21. Fikologi - Ilmu yang mempelajari tentang alga
22. Genetika - Ilmu yang mempelajari tentang penurunan sifat suatu makhluk hidup kepada keturunannya.
23. Ginekologi - Ilmu yang mempelajari tentang alat reproduksi wanita.
24. Higien - Ilmu yang mempelajari tentang pemeliharaan kesehatan manusia.
25. Histologi - Ilmu yang mempelajari tentang susunan serta fungsi bagian-bagian yang ada pada jaringan makhluk hidup.
26. Helmintologi - Ilmu yang mempelajari tentang cacing dan kehidupannya di alam.
27. Hematologi - Ilmu yang mempelajari tentang darah.
28. Herpetologi - Ilmu yang mempelajari tentang hewan reptil dan amphibi.
29. Iktiologi - Ilmu yang mempelajari tentang ikan.
30. Karsinologi - Ilmu yang mempelajari tentang crustacea
31. Kardiologi - Ilmu yang mempelajari tentang jantung dan pembuluh darah
32. Limnologi - Ilmu yang mempelajari tentang rawa
33. Mikrobiologi - Ilmu yang mempelajari tentang organisme
34. Malakologi - Ilmu yang mempelajari tentang hewan molusca
35. Mamalogi - Ilmu yang mempelajari hewan menyusui
36. Mikologi - Ilmu yang mempelajari jamur
37. Morfologi - Ilmu yang mempelajari bentuk dan struktur luar suatu organisme.
38. Mirmekologi - Ilmu yang mempelajari tentang rayap
39. Nematologi - Ilmu yang mempelajari tentang nematoda
40. Neurologi - Ilmu yang menangani penyimpangan pada sistem saraf
41. Ornitologi - Ilmu yang mempelajari tentang burung dan unggas
42. Organologi - Ilmu yang mempelajari tentang organ
43. Onkologi - Ilmu yang mempelajari tentang kanker dan cara pencegahannya
44. Palaeontologi - Ilmu yang mempelajari tentang kehidupan makhluk hidup di masa lalu serta kehidupannya dengan mempelajari fosil yang berasal dari masa lampau.
45. Parasitologi - Ilmu biologi yang mempelajari seluk beluk parasit, baik pengaruh terhadap makhluk hidup lainnya maupun kehidupannya.
46. Patologi Ilmu yang mempelajari penyakit dan pengaruhnya terhadap kehidupan organisme.
47. Paleobotani - Ilmu yang mempelajari tentang tumbuhan di masa lampau.
48. Phanerogamae - Ilmu yang mempelajari tentang tumbuhan tinggi.
49. Phylogeni - Ilmu yang mempelajari tentang perkembangan makhluk hidup dari bentuk tidak sempurna sampai sempurna.
50. Protozoologi - Ilmu yang mempelajari tentang protozoa.
51. Pteridologi - Ilmu yang mempelajari tentang paku – pakuan.
52. Primatologi - Ilmu yang mempelajari tentang primata.
53. Psikologi - Ilmu yang mempelajari tentang kejiwaan manusia.
54. Pulmonologi - Ilmu yang mempelajari tentang paru-paru.

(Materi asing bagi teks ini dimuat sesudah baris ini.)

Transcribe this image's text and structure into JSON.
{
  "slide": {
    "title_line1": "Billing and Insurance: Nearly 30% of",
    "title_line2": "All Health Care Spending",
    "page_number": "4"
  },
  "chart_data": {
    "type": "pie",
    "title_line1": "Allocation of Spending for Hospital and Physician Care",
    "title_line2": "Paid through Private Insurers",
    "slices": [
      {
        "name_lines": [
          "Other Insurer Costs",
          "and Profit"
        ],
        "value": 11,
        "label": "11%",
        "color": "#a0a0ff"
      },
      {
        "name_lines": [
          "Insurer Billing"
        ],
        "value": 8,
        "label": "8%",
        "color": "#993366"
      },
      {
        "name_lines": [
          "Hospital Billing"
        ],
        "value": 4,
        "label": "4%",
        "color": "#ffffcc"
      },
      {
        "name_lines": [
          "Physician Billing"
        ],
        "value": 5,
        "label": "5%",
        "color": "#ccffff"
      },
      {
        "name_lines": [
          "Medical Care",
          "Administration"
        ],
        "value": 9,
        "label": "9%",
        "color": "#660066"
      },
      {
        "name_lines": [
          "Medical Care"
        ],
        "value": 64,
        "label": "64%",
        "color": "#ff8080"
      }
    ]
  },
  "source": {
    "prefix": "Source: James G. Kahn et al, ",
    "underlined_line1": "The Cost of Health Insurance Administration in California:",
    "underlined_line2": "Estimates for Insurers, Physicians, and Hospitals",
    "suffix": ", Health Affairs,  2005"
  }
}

55. Paleozoologi - Ilmu yang mempelajari tentang hewan purba.
56. Rodentiologi - Ilmu yang mempelajari tentang rodentia.
57. Radiologi - Ilmu untuk melihat bagian dalam tubuh manusia menggunakan pancaran atau radiasi gelombang, baik gelombang elektromagnetik maupun gelombang mekanik.
58. Sitologi - Ilmu biologi yang mempelajari tentang susunan serta fungsi bagian-bagian yang ada pada sel makhluk hidup.

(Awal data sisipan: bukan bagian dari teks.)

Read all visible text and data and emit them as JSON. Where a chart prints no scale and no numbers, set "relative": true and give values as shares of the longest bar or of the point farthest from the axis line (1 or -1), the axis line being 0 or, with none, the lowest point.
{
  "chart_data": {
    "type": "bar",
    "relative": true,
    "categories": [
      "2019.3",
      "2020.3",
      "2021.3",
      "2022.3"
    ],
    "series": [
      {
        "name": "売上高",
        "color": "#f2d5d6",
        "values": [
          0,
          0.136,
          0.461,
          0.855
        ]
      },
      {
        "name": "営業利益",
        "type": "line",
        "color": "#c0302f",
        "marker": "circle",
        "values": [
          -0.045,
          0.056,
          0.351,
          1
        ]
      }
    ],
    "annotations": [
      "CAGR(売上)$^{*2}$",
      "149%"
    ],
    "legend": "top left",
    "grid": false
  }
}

59. Sanitasi - Ilmu yang mempelajari tentang pengelolaan kesehatan melalui kebersihan lingkungan.
60. Serologi - Ilmu yang mempelajari tentang serum.
61. Teratologi - Ilmu yang mempelajari kelainan atau cacat embrio dalam masa kandungan.
62. Taksonomi - Ilmu yang mempelajari tentang pengelompokan makhluk hidup.
63. Toksikologi – Ilmu yang mempelajari tentang racun di lingkungan.
64. Urologi - Ilmu yang mempelajari tentang system pengeluaran pada tubuh berupa kemih.
65. Virologi - Ilmu biologi yang mempelajari tentang virus baik pengaruh terhadap makhluk hidup lainnya maupun kehidupannya.
66. Zoologi - Ilmu yang mempelajari tentang hewan serta kehidupannya.